With the withes thus provided to his hand, the cannon was bound upon the log he had hollowed a bit to receive it. This he knew to be crude and, perhaps, even quite insufficient, but the gun was, in any event, far too unwieldy for use against the tiger, unless the brute should deliberately pose as a target, in the clearing down below.
That mid-day the porcupine once more volunteered for dinner. His services were accepted. Grenville dispatched him with a club—and skinned him in the thicket. He was far too considerate of a woman's sensibilities to fetch the creature into camp, with his arsenal of spears still upon him. But the task of removing the hedgehog's hide was amazingly difficult.
Aware of two important facts—namely, that meat too freshly cooked is certain to be tough, while even fresh meat for three hours wrapped in paw-paw leaves becomes incredibly tender, Grenville lost no time, when the skinning was done, in thoroughly swaddling his "game." He had carved it up for more convenient handling.

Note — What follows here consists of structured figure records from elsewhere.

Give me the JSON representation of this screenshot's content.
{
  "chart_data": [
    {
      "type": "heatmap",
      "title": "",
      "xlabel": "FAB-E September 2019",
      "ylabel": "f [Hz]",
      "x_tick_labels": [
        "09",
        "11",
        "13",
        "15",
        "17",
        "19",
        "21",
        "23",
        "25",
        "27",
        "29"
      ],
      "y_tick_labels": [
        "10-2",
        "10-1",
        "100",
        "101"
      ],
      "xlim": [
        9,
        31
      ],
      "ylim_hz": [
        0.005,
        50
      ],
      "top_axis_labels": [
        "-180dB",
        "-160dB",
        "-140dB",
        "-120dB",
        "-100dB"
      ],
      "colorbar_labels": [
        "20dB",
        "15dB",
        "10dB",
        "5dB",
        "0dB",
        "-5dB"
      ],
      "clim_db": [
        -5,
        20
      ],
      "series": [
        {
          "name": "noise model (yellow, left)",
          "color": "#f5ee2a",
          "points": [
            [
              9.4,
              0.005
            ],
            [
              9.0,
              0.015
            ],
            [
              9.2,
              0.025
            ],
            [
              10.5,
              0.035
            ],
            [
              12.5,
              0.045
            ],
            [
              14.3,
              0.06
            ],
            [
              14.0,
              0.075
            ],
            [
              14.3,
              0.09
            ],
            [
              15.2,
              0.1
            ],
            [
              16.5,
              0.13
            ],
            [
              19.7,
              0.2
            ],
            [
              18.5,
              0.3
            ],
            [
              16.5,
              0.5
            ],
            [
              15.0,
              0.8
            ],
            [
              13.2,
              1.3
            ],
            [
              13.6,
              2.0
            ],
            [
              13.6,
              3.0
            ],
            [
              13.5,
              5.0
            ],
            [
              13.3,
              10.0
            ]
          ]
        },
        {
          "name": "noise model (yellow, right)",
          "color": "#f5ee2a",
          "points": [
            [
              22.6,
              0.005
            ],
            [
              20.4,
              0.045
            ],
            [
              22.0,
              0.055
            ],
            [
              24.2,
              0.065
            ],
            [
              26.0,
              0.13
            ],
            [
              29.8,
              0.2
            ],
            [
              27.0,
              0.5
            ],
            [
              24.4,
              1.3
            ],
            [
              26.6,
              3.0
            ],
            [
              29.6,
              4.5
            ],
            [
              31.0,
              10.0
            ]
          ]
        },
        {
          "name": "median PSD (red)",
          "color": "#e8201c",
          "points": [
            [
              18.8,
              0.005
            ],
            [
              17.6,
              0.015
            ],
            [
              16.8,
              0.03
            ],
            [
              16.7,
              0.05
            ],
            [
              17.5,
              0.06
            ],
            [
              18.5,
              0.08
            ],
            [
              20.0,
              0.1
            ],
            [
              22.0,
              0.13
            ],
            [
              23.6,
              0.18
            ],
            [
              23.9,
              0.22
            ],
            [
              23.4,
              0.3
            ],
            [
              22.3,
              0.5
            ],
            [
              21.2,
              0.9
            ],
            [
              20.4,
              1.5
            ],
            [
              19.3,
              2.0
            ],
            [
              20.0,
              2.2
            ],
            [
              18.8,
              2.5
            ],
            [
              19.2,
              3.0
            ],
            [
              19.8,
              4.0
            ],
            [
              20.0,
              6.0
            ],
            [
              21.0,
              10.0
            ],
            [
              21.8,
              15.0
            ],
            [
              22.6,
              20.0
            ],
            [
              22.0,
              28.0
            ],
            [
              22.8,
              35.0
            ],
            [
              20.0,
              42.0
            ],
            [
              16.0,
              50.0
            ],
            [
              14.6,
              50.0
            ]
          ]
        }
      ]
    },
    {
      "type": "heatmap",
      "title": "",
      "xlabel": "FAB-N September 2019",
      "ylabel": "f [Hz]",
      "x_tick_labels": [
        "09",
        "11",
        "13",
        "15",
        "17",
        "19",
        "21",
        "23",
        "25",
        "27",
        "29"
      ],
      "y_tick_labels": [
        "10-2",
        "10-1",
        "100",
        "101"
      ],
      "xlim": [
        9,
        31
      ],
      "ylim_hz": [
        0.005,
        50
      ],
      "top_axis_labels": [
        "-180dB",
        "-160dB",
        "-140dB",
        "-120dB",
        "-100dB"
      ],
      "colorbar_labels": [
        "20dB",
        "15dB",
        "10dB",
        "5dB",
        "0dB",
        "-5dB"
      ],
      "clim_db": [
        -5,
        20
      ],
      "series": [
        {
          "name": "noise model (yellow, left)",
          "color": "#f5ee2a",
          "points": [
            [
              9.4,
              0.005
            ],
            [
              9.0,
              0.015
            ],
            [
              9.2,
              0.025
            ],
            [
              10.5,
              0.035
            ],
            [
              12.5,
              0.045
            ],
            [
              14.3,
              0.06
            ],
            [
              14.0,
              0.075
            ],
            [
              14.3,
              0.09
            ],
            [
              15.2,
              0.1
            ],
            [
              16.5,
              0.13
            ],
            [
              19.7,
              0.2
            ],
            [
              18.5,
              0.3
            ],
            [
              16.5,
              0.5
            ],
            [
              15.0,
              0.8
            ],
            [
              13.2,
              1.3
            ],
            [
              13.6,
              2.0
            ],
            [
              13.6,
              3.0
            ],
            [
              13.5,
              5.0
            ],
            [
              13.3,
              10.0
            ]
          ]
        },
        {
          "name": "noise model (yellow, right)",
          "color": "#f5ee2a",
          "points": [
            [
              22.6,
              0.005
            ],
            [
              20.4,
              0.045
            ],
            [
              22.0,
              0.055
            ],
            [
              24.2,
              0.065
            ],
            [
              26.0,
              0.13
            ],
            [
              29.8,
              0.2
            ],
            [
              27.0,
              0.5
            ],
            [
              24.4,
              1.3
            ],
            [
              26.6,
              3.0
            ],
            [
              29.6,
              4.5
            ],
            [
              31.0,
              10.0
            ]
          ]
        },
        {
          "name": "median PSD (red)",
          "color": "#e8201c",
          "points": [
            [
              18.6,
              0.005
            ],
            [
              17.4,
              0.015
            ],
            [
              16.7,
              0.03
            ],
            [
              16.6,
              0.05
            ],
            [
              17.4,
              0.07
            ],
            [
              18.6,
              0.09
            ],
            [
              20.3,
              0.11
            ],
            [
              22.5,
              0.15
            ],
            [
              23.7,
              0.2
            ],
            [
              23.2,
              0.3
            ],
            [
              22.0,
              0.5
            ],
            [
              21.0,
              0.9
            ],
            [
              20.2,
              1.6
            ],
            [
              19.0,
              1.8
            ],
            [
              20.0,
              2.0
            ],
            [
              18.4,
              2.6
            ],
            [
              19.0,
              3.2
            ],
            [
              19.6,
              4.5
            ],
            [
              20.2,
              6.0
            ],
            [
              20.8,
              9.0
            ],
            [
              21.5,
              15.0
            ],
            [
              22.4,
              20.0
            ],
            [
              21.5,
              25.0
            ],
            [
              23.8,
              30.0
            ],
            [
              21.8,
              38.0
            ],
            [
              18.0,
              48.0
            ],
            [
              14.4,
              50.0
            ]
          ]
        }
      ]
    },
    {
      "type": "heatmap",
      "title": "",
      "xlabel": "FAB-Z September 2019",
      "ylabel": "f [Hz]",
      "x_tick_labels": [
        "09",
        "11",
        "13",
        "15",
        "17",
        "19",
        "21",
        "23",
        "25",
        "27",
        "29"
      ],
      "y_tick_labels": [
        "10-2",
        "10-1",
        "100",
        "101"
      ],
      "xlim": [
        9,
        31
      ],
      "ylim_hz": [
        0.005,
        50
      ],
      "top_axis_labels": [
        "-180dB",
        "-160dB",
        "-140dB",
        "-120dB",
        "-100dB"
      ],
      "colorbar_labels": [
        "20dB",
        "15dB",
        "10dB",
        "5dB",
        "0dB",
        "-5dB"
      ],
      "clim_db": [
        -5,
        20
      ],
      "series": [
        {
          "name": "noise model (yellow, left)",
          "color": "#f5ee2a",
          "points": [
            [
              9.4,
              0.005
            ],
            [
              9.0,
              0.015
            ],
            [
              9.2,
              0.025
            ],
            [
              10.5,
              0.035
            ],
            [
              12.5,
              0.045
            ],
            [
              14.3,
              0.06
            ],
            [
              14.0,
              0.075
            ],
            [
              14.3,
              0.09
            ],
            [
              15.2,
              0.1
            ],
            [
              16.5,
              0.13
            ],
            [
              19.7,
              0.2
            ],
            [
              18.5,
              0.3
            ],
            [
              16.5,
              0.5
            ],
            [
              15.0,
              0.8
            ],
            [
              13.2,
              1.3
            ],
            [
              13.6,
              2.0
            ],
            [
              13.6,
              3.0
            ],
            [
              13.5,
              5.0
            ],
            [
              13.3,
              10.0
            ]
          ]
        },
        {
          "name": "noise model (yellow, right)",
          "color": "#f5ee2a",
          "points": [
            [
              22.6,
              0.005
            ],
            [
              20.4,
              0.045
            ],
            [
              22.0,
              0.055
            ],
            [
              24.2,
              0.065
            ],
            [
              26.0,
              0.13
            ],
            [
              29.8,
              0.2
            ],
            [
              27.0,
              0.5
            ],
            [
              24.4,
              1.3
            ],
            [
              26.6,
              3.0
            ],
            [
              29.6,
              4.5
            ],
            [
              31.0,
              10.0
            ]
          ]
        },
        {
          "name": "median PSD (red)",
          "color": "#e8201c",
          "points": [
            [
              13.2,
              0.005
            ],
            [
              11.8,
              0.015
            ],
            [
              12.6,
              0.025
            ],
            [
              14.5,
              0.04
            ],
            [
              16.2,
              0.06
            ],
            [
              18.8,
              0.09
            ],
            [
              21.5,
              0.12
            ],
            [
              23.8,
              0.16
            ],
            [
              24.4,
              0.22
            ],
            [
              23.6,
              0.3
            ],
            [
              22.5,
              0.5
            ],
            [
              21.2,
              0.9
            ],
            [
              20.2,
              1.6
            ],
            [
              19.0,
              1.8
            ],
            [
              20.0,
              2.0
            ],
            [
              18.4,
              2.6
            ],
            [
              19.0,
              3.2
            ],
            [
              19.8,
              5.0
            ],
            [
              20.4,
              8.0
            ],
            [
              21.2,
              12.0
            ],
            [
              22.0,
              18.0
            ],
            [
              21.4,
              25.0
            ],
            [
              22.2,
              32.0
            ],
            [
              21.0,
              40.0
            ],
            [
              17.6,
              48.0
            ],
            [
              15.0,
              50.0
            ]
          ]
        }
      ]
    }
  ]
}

When he finally brought it for Elaine to see, it looked decidedly attractive.
"I shall save some scraps for bait," he said. "To-morrow we'll try for fish."
What with carving a number of tough, wooden hooks, preparing some line from various fibers, and supplying new fuel to the flames that were firing his needed potteries, his remaining hours were full.
At length, in preparation for their dinner of meat, he went below, dug a hole somewhat laboriously in the sand and earth of the clearing, and started another brisk fire in the hollow thus created, Elaine tossing down a few glowing twigs for the purpose.
And how brave she looked, he paused to note, as she came to the brink to be of this much assistance! How beautiful she was—and how delicate she seemed, to be cast into such conditions! Despite her sturdiness of heart and limb, she had always been tenderly reared. How far might she go, enduring this life, reduced to savagery?
These were thoughts that had come and been banished from his mind innumerable times. There was nothing he could do to alter or even greatly alleviate the hardships by which she was surrounded. Her aloofness from personal contact with himself, even her constant suspicions of his motives, and her lingering indignation for what he had done, he felt every hour of the day. But he could not have begged her forgiveness if he would—and would not have done so if he could.